钟约翰四处巡视,一副大将风范,警员见到他都诚惶诚恐,战战兢兢。

凌渡宇看在眼里,会心微笑。

他的微笑凝结起来。一道冰冷的感觉从脊柱爬上来,进入他后脑的神经线,每一根汗毛都直竖起来。

眼前灵堂外的大堂通道聚满了百多人,和半刻前没有一点分别,但凌渡宇知道有个很大的区别。

红狐来了。

凌渡宇和灵堂内外每一个人都不同,他的出生本身已是奇怪至极,灵达喇嘛临死前三天,使他母亲怀孕生下了他,寓有深意。所以凌渡宇自幼便有很多超乎常人的灵觉——不能解释的精神力量。兼之出生后十五年在西藏度过,每一天都接受密宗严格的武术、气功和禅定大手印的锻炼。

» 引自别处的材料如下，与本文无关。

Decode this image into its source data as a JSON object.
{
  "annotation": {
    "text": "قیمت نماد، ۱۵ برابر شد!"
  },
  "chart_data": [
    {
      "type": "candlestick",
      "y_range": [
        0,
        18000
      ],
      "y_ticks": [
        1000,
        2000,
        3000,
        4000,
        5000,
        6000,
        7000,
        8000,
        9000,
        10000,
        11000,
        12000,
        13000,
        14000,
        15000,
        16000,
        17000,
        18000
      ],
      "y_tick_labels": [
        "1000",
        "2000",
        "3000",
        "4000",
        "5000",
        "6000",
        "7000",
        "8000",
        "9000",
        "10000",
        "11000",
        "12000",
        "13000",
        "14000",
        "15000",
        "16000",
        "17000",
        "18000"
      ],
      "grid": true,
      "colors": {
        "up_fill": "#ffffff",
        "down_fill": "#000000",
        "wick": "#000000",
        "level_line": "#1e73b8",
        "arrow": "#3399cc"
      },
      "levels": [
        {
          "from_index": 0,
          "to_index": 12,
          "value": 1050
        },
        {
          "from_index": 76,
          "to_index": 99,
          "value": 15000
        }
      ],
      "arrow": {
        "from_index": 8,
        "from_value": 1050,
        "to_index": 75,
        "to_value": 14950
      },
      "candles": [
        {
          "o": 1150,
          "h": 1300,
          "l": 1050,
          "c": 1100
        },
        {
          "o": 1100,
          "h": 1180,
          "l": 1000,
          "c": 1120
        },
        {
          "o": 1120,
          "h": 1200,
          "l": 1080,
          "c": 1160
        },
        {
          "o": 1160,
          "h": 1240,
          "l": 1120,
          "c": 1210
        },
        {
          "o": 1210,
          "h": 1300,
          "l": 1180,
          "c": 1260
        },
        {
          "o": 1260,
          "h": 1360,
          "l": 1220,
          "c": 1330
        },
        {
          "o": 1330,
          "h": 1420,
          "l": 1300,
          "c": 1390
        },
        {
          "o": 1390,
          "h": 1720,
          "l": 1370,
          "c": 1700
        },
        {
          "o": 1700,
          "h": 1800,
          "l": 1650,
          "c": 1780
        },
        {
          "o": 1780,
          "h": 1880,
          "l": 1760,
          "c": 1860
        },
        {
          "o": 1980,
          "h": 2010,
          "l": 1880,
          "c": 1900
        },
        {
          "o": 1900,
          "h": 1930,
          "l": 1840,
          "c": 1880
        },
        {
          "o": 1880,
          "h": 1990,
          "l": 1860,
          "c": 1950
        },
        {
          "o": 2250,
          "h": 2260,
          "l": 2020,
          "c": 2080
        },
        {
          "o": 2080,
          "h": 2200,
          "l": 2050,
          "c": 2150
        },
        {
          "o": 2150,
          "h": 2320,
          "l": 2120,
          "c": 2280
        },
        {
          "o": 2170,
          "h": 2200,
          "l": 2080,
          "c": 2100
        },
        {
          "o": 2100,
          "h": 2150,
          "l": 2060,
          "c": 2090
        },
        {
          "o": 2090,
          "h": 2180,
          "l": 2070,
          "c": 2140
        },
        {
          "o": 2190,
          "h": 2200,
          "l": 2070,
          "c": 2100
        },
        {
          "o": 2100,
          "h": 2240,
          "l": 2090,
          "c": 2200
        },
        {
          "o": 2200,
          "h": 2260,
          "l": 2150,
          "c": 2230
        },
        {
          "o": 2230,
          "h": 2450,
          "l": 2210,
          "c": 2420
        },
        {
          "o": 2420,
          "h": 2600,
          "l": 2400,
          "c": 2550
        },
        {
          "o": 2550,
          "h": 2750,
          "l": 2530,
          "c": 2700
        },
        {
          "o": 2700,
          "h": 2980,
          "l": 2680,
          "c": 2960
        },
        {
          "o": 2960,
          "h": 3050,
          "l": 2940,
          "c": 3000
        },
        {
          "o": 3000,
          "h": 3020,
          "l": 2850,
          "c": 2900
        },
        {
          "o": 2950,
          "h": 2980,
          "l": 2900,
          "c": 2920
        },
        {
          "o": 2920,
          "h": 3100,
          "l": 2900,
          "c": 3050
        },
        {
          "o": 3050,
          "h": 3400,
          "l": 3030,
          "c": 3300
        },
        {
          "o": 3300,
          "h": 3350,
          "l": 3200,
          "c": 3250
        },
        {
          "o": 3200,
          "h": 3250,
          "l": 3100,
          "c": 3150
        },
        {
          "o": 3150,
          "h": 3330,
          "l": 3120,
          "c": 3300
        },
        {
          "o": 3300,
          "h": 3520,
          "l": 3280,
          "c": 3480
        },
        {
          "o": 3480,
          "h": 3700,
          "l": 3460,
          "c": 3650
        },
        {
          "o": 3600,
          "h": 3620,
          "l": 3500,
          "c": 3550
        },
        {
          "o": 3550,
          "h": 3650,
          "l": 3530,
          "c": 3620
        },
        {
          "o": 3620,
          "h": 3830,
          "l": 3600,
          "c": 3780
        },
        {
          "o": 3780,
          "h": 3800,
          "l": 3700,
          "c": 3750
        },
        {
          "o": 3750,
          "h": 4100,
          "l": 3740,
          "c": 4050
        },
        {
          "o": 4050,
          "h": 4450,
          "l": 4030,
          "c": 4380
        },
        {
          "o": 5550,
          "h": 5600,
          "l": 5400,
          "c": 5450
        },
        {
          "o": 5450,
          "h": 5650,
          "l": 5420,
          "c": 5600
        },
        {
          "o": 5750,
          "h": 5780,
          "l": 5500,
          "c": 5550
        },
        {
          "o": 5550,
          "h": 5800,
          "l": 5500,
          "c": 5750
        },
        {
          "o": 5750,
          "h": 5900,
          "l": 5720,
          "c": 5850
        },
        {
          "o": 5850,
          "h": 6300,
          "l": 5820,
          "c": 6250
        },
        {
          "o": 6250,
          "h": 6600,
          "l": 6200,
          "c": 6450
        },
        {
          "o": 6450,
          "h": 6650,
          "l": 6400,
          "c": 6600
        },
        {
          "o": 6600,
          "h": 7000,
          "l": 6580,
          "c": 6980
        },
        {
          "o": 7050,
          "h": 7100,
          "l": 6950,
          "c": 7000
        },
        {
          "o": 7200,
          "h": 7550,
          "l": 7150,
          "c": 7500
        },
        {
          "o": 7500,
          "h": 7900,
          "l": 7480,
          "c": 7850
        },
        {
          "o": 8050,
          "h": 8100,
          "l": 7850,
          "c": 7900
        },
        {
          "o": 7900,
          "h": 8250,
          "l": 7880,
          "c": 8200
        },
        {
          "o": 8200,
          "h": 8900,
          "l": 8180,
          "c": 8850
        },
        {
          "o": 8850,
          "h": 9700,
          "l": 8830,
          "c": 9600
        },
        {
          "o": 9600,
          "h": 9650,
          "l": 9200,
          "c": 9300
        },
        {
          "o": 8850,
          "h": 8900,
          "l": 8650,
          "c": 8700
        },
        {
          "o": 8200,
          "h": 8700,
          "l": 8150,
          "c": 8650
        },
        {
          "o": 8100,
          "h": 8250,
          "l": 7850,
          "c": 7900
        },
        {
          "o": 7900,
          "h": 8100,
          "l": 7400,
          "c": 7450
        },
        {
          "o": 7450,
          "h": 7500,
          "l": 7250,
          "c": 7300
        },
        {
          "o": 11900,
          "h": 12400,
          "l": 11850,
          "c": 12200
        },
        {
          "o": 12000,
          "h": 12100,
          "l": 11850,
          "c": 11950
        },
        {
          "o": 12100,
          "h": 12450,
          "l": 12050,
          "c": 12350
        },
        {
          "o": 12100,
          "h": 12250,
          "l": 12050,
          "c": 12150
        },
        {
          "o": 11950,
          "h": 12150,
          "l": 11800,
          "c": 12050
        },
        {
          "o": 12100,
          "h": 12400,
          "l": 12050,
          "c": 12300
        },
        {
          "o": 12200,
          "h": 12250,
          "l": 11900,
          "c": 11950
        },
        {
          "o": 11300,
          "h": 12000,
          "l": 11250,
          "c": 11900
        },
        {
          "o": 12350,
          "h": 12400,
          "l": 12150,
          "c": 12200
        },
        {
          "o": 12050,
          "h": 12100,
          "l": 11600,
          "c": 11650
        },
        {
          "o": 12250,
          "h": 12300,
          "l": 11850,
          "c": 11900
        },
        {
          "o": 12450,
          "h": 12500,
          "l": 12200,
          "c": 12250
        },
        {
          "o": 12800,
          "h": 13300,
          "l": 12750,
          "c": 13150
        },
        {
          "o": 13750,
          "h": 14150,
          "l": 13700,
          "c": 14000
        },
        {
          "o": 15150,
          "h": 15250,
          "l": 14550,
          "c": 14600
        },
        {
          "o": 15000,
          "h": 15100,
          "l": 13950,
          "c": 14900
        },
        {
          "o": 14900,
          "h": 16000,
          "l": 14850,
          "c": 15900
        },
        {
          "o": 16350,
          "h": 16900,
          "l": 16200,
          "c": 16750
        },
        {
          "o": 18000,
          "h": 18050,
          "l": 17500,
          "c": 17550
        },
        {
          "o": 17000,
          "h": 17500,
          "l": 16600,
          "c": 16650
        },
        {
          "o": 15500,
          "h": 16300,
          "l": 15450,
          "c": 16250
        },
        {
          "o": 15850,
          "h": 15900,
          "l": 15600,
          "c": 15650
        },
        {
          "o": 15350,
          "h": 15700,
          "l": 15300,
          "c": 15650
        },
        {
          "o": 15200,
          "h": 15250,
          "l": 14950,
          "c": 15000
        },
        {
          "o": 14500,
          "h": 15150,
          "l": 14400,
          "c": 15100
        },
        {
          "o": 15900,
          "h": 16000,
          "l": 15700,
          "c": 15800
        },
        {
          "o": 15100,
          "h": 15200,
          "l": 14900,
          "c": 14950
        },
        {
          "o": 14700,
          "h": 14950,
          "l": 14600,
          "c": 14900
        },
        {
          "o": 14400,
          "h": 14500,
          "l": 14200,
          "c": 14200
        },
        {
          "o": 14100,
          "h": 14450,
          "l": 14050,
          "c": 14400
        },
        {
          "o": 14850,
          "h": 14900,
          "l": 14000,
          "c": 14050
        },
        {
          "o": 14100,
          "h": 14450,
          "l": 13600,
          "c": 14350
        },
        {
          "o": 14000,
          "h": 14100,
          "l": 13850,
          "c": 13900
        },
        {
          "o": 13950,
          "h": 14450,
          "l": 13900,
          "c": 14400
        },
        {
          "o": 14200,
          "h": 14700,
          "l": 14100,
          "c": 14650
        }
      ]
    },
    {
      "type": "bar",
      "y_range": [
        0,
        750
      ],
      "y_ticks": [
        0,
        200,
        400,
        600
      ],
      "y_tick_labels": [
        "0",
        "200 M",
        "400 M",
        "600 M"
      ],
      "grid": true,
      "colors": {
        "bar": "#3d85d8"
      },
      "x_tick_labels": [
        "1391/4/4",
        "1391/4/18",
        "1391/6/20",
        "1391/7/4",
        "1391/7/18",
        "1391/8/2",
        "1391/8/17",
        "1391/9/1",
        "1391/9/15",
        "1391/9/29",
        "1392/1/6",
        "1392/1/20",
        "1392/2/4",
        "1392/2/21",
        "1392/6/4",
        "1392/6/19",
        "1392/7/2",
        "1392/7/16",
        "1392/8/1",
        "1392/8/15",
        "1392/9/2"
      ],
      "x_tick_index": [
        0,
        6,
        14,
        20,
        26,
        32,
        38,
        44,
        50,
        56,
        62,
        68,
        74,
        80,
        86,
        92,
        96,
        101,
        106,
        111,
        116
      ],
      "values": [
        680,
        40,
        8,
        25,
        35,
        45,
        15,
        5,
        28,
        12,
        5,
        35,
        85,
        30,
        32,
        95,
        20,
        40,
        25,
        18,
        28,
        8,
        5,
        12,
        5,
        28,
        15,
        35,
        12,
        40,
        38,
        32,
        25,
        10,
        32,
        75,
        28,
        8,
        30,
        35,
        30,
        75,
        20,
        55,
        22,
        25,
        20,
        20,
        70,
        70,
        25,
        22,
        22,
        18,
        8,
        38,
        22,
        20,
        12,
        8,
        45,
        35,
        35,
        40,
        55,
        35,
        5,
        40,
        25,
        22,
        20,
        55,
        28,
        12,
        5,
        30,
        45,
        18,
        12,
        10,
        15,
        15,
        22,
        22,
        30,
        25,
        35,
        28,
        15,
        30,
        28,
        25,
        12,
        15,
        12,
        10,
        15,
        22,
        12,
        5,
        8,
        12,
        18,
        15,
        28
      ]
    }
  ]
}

他修炼正宗的苦行瑜珈,这便解释了田木正宗推崇备至的那次在非洲森林逃生的原因。

那是五年前的事了。

他协助当地的土人欲推翻当权暴政,不幸失败,逃入那片危机四伏的原始森林内。在那凶残政权的指示下,当地一个以黑巫术威慑当地的巫王,率领百多名玛亚族善战的原始土人,向他展开百里的追杀。在那样恶劣的情形下,他仍能逃出生天。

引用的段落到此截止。